The controller 100 performs a processing process for detecting the actual size of the organ or lesion in the medical image, and outputs the result to the display 114 through the display controller 112 or through the external device interface 110. Send to the outside.

The memory unit 106 stores various information including a processing program of the controller 100. In particular, the memory unit 106 stores depth information a2 of organs or lesions according to the physical condition of the patient.

The user interface 108 receives various commands or information from a user and provides the same to the controller 100. Information provided from the user may be the physical condition of the patient or identification information of the patient and the organ or lesion.

The external device interface 110 interfaces between the external device and the controller 100, and the external device may be a CT (computer tomography) device, an ultrasound imaging device, a database, or the like, which provides depth information of a patient's organ or lesion.

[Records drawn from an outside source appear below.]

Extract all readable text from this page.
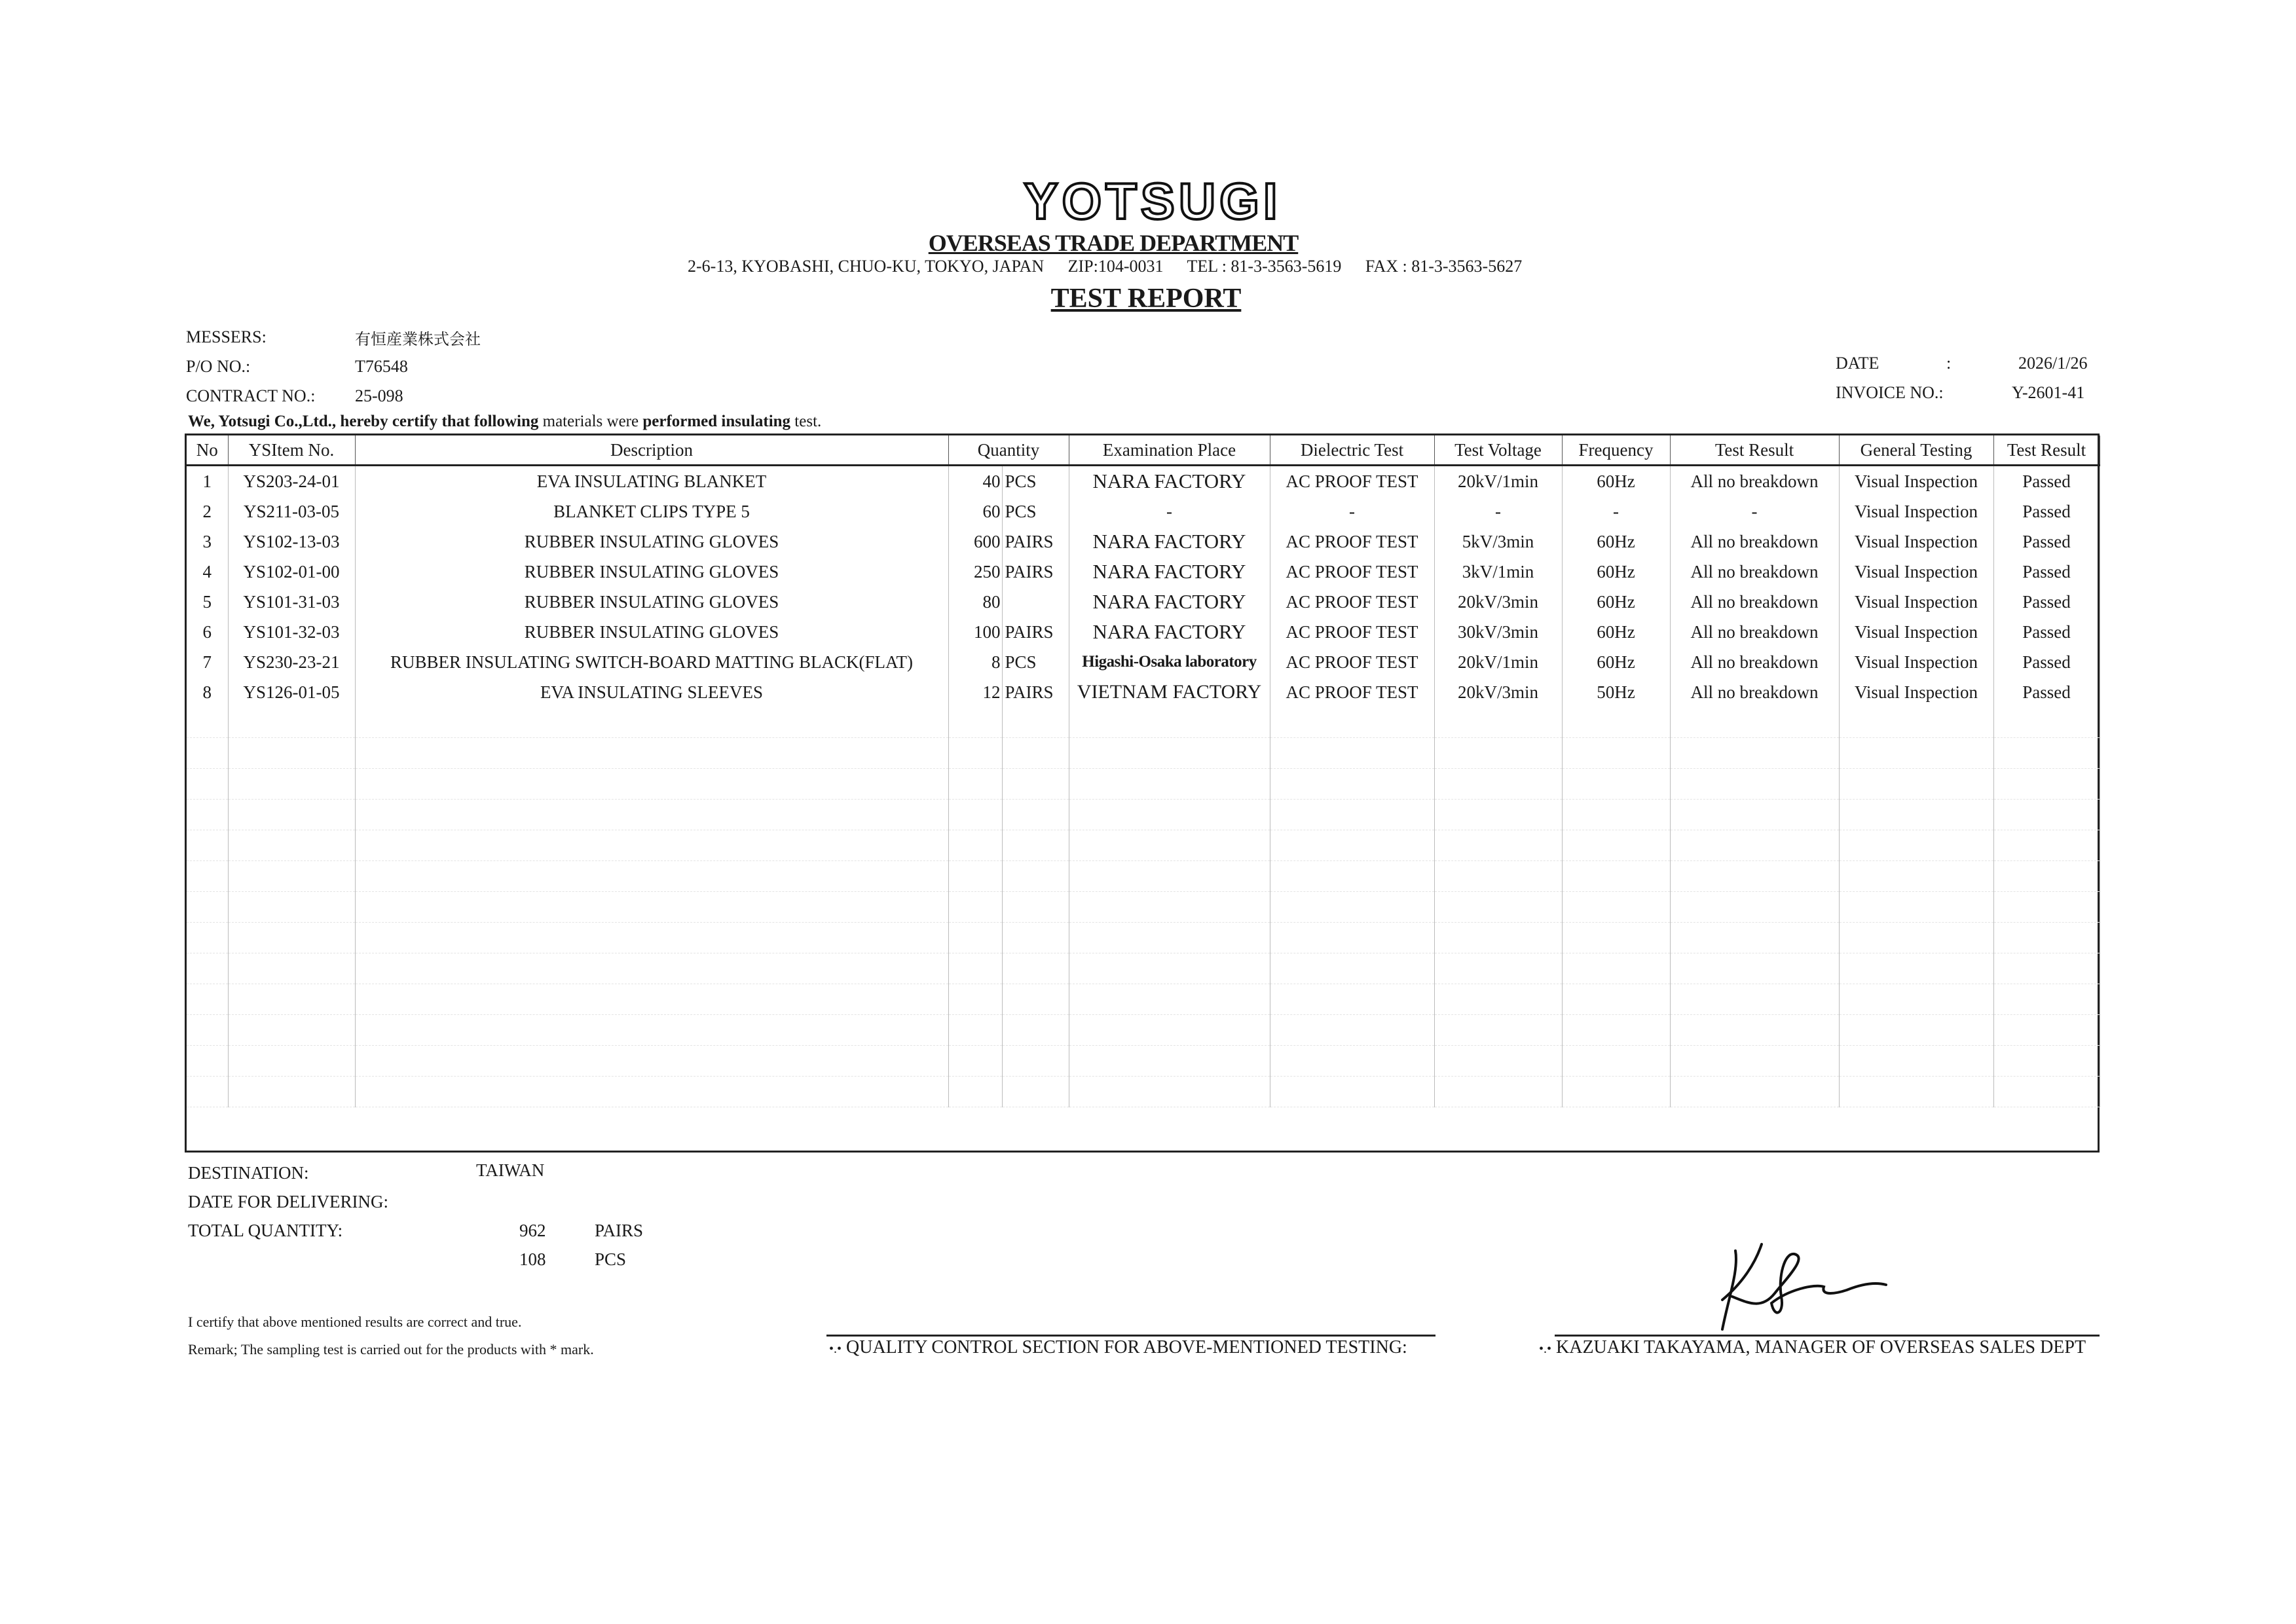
YOTSUGI
OVERSEAS TRADE DEPARTMENT
2-6-13, KYOBASHI, CHUO-KU, TOKYO, JAPAN ZIP:104-0031 TEL : 81-3-3563-5619 FAX : 81-3-3563-5627
TEST REPORT
MESSERS:	有恒産業株式会社
P/O NO.:	T76548
CONTRACT NO.: 25-098
DATE	:	2026/1/26
INVOICE NO.:	Y-2601-41
We, Yotsugi Co.,Ltd., hereby certify that following materials were performed insulating test.
No	YSItem No.	Description	Quantity		Examination Place	Dielectric Test	Test Voltage	Frequency	Test Result	General Testing	Test Result
1	YS203-24-01	EVA INSULATING BLANKET	40	PCS	NARA FACTORY	AC PROOF TEST	20kV/1min	60Hz	All no breakdown	Visual Inspection	Passed
2	YS211-03-05	BLANKET CLIPS TYPE 5	60	PCS	-	-	-	-	-	Visual Inspection	Passed
3	YS102-13-03	RUBBER INSULATING GLOVES	600	PAIRS	NARA FACTORY	AC PROOF TEST	5kV/3min	60Hz	All no breakdown	Visual Inspection	Passed
4	YS102-01-00	RUBBER INSULATING GLOVES	250	PAIRS	NARA FACTORY	AC PROOF TEST	3kV/1min	60Hz	All no breakdown	Visual Inspection	Passed
5	YS101-31-03	RUBBER INSULATING GLOVES	80		NARA FACTORY	AC PROOF TEST	20kV/3min	60Hz	All no breakdown	Visual Inspection	Passed
6	YS101-32-03	RUBBER INSULATING GLOVES	100	PAIRS	NARA FACTORY	AC PROOF TEST	30kV/3min	60Hz	All no breakdown	Visual Inspection	Passed
7	YS230-23-21	RUBBER INSULATING SWITCH-BOARD MATTING BLACK(FLAT)	8	PCS	Higashi-Osaka laboratory	AC PROOF TEST	20kV/1min	60Hz	All no breakdown	Visual Inspection	Passed
8	YS126-01-05	EVA INSULATING SLEEVES	12	PAIRS	VIETNAM FACTORY	AC PROOF TEST	20kV/3min	50Hz	All no breakdown	Visual Inspection	Passed

DESTINATION:	TAIWAN
DATE FOR DELIVERING:
TOTAL QUANTITY:	962	PAIRS
108	PCS
I certify that above mentioned results are correct and true.
Remark; The sampling test is carried out for the products with * mark.	•.• QUALITY CONTROL SECTION FOR ABOVE-MENTIONED TESTING:	•.• KAZUAKI TAKAYAMA, MANAGER OF OVERSEAS SALES DEPT
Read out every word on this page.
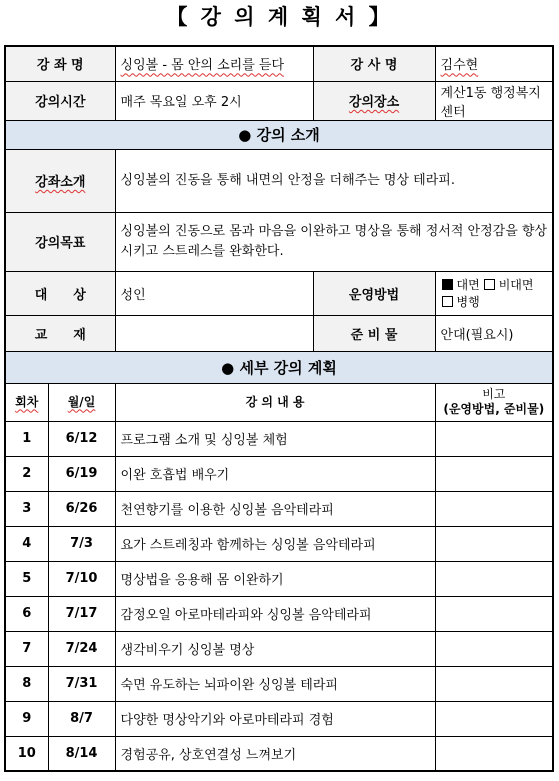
【 강 의 계 획 서 】
강 좌 명		싱잉볼 - 몸 안의 소리를 듣다	강 사 명	김수현
강의시간		매주 목요일 오후 2시	강의장소	계산1동 행정복지센터
● 강의 소개				
강좌소개		싱잉볼의 진동을 통해 내면의 안정을 더해주는 명상 테라피.		
강의목표		싱잉볼의 진동으로 몸과 마음을 이완하고 명상을 통해 정서적 안정감을 향상시키고 스트레스를 완화한다.		
대　　상		성인	운영방법	대면 비대면병행
교　　재			준 비 물	안대(필요시)
● 세부 강의 계획				
회차	월/일	강 의 내 용		비고
(운영방법, 준비물)

1	6/12	프로그램 소개 및 싱잉볼 체험		
2	6/19	이완 호흡법 배우기		
3	6/26	천연향기를 이용한 싱잉볼 음악테라피		
4	7/3	요가 스트레칭과 함께하는 싱잉볼 음악테라피		
5	7/10	명상법을 응용해 몸 이완하기		
6	7/17	감정오일 아로마테라피와 싱잉볼 음악테라피		
7	7/24	생각비우기 싱잉볼 명상		
8	7/31	숙면 유도하는 뇌파이완 싱잉볼 테라피		
9	8/7	다양한 명상악기와 아로마테라피 경험		
10	8/14	경험공유, 상호연결성 느껴보기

It may be a database for storing long-term information provided from the controller 100 or a printer for printing.

The display controller 112 displays the information according to the control of the controller 100 through the display 114.

The display 114 displays various types of information under the control of the control unit 100 through the display controller 112, and the various types of information include actual size information of an organ or a lesion of the patient.

The first signal processing unit 102 provides the control unit 100 with imaging information according to gamma ray response provided from the scintillator 116. The imaging information includes information IM in which an organ or lesion OB is enlarged.

The second signal processor 104 provides the distance measurement information from the distance measuring device 120 to the controller 100.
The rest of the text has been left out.